Banks and wallets become the execution layer
The clearest signal of institutional movement is Banco Unión. The state-owned bank added USDT purchases to its Yasta wallet in April, according to the report. Other lenders have also introduced stablecoin services.
That puts Bolivia in the same operating zone as other markets where stablecoins are being pulled into corporate and consumer payment workflows, not merely traded on exchanges. Chainalysis has announced support for Stable, a Layer 1 blockchain optimized for stablecoin payments and aligned with the Tether ecosystem, using USDT0 as its native gas token. Separately, SCRYPT has expanded licensed stablecoin settlement infrastructure across four East African markets to address U.S. dollar liquidity gaps and support real-time cross-border payments. Bottomline has added stablecoin capabilities to its CFO suite, allowing finance teams to manage digital dollar transactions within existing treasury and payment workflows.

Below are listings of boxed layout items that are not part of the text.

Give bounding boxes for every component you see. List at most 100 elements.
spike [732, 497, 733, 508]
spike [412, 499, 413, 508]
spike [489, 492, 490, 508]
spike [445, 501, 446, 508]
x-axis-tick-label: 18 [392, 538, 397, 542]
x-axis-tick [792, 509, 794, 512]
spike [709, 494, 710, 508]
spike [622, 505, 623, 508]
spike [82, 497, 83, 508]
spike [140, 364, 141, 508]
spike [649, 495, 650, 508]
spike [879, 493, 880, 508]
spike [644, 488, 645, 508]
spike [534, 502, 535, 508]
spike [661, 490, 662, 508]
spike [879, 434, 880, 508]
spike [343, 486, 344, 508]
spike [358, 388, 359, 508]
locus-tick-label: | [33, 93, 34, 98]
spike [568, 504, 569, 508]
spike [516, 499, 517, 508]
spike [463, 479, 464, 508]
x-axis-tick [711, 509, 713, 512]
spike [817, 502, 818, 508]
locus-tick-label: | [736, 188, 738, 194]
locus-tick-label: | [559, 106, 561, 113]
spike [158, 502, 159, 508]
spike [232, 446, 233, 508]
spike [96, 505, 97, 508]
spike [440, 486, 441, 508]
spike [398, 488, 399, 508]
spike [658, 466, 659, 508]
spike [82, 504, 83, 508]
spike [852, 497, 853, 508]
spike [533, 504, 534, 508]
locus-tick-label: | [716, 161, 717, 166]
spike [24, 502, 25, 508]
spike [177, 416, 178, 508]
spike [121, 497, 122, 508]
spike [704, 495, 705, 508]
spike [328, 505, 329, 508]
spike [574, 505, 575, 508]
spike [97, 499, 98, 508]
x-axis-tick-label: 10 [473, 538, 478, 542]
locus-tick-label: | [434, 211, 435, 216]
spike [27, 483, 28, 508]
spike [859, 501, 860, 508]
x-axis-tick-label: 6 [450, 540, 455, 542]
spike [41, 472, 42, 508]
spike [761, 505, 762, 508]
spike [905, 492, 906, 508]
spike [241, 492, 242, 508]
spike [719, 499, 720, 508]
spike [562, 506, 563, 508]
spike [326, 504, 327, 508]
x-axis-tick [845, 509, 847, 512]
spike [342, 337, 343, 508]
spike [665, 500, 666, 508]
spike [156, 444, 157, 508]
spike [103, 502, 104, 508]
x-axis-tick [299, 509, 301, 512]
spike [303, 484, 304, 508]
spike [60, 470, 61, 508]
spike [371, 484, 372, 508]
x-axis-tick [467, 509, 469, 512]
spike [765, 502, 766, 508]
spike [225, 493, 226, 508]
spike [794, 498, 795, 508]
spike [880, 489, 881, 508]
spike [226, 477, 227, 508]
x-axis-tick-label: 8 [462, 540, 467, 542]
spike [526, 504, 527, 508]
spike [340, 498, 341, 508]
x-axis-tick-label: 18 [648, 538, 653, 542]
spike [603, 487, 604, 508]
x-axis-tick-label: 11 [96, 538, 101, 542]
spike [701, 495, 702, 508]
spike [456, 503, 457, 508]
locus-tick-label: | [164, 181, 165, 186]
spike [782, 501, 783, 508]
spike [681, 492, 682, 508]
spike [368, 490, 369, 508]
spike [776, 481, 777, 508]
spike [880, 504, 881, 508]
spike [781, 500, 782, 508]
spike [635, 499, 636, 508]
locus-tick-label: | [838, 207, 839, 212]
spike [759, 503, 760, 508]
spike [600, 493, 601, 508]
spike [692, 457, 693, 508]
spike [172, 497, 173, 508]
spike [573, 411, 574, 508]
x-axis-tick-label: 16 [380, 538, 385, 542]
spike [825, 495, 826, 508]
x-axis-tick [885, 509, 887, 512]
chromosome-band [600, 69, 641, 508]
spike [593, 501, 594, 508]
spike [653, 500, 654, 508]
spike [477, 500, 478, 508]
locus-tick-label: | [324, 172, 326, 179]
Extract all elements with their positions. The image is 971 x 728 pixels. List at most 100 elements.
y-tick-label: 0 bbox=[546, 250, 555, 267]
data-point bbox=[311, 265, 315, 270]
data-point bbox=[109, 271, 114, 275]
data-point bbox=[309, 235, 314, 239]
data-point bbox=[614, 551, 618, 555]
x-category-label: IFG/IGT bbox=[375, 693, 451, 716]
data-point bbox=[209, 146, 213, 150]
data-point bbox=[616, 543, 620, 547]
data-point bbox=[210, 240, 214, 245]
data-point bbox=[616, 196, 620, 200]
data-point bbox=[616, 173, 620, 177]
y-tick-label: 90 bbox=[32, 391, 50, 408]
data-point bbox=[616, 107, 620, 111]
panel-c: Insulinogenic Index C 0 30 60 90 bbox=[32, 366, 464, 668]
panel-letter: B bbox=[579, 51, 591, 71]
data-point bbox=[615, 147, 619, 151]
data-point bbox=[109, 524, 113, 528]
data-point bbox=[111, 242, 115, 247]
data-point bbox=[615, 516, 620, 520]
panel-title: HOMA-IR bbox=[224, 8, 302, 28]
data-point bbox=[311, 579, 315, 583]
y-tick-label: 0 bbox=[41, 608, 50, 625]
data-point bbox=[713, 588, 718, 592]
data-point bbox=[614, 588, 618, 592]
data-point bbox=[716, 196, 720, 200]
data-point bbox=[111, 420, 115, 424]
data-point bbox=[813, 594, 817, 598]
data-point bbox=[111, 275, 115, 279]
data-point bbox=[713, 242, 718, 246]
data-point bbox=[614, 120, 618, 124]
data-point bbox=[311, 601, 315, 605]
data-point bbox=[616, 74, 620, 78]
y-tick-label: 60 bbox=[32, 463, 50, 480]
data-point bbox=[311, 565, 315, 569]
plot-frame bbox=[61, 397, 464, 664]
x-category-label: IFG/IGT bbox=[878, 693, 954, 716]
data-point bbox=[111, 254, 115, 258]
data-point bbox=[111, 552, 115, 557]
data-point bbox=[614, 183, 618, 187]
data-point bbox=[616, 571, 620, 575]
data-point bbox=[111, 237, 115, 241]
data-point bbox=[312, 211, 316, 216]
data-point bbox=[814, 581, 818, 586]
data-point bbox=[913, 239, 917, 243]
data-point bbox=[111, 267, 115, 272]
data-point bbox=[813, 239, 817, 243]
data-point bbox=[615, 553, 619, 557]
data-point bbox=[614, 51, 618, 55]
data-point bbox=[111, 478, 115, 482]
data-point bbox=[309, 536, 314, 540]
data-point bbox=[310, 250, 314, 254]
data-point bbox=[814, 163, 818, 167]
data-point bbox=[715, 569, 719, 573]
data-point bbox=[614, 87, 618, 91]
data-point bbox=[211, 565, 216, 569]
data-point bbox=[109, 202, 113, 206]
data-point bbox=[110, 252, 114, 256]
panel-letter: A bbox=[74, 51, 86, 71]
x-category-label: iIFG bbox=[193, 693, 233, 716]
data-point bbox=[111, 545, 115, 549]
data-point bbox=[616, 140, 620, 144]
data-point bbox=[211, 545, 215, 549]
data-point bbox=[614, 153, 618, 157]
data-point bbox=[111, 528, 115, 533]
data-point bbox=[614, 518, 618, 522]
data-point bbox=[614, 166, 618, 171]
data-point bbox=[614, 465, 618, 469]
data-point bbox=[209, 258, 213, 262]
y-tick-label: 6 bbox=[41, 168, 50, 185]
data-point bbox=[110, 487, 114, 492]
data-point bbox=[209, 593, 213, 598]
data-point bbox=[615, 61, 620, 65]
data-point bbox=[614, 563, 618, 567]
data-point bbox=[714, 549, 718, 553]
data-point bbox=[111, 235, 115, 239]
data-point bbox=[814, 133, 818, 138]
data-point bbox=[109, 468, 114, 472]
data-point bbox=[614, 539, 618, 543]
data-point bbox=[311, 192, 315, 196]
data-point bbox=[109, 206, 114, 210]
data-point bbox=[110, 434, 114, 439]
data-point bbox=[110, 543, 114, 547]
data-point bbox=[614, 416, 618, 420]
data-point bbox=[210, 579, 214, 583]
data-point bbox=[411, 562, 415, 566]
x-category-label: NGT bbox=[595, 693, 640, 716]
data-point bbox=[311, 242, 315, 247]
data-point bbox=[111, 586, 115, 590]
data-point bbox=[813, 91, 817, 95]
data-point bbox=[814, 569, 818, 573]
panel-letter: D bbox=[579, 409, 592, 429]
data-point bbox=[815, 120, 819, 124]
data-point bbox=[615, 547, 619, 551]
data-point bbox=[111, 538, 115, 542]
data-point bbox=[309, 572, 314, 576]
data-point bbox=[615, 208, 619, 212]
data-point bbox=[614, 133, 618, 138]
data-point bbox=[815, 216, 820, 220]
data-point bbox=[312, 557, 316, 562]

Those are separate developments, but they point to the same integration pattern: stablecoins are being packaged as settlement rails for institutions, corporates and payment providers. Bolivia’s case is more direct because it touches the national payments system itself.
For local financial firms, the practical checklist is straightforward. Can wallets support compliant onboarding? Can banks price conversion, liquidity and settlement risk? Can payment providers route USDT transactions without creating parallel books outside supervisory reach? The answers will determine whether the proposal becomes usable infrastructure or remains a policy headline.
Compliance will decide how far this can go
Bolivia has been on the Financial Action Task Force grey list since 2025, according to the source, and is subject to heightened monitoring. Espinoza said any rollout would require stronger anti-money-laundering controls.
That is the main constraint for institutional adoption. A USDT payment rail inside the national system would need clear rules for wallet providers, banks and payment processors. It would also need transaction monitoring standards that satisfy both domestic authorities and correspondent banking expectations.
The immediate implication for traditional finance is narrow but important. If Bolivia proceeds, banks would not be watching stablecoins from the edge of the market; they would be asked to operationalize them. That means compliance systems, treasury workflows, merchant acquisition and customer support all move into scope.
For USDT, the development is another test of whether demand born from dollar shortages can be formalized without breaking the controls expected of a national payments system. For banks, the business case is volume capture. The risk case is supervision. The next material signal will be the publication of implementation rules.